En mars, les fans de Lili Collins auront un aperçu encore plus intime de sa vie quand elle publiera Unfiltered : No Shame, No Regrets, Just Me [Sans filtre : pas de honte, pas de regrets, juste moi], une collection d’essais personnels inspirés des histoires que sa communauté Instagram a partagés avec elle. Encouragée par leur bravoure, Lili Collins, 27 ans, dit qu’elle montre un côté d’elle complètement brut dans Unfiltred, d’où le titre. « Je peux me sentir un peu plus libre parce que je me sens moins retenue. »

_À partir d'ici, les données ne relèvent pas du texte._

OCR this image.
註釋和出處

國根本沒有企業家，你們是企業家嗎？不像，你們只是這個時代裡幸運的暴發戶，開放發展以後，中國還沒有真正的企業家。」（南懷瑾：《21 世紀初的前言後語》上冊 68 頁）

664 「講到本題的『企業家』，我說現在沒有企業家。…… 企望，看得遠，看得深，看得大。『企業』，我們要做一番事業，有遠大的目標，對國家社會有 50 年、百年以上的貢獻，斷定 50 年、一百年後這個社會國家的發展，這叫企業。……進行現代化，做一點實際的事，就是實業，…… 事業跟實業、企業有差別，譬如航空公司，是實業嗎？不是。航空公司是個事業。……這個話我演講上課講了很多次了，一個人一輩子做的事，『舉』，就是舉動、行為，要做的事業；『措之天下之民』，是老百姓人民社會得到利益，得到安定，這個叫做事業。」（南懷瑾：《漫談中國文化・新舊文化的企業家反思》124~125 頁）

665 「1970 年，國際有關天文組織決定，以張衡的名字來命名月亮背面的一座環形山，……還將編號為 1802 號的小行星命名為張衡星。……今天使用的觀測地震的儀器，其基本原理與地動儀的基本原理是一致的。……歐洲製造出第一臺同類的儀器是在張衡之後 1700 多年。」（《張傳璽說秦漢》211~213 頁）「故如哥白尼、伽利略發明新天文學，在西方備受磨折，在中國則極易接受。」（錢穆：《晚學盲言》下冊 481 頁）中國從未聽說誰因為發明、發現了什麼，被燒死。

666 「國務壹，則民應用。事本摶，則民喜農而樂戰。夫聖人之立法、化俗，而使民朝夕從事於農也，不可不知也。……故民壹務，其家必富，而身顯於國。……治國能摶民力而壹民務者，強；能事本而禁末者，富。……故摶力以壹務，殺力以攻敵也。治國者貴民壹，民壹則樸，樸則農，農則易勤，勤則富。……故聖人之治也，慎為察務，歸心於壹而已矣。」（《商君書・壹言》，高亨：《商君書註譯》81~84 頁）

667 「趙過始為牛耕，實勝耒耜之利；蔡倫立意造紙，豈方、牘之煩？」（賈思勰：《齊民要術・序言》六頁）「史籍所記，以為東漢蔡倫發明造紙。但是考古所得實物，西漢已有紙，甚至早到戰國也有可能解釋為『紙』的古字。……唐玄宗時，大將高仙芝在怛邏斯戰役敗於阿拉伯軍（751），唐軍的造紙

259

Dans l’industrie du film, où elle avance à grand pas depuis ses débuts en tant que fille de Sandra Bullock dans The Blind Side il y a sept ans, Lili Collins progresse toujours. Elle a grandi sous les projecteurs, étant la fille de l’icône de la pop des années 80 Phil Collins, elle sait qu’elle est l’une des nombreuses starlettes en compétition pour le sommet. Elle s’en approche toujours plus près : son rôle de reine de cortège des années 50 dans Rules Don’t Apply de Warren Beatty lui a valu une nomination au Golden Globe. C’est Emma Stone (La La Land) qui repart avec le prix, mais Lili Collins a gagné la bataille sur Instagram : la vidéo d’elle sur le tapis rouge tournant dans une robe Zuhair Murad a atteint plus d’un million de vues en 24 heures.

Malgré son très récent succès sur les réseaux sociaux, ses apparitions rappellent des souvenirs. Dans son pull noir confortable, Lili Collins ressemble à Audrey Hepburn, dont la féminité garçonne et l’esprit vif « ont changé le point de vue de beaucoup de personnes sur ce qu’était être une femme à l’époque » dit-elle. Lili Collins n’est pas surprise d’être prise pour honorer le vieil Hollywood, y compris la série d’Amazon inspirée de la nouvelle de F. Scott Fitzgerald de 1941 The Last Tycoon.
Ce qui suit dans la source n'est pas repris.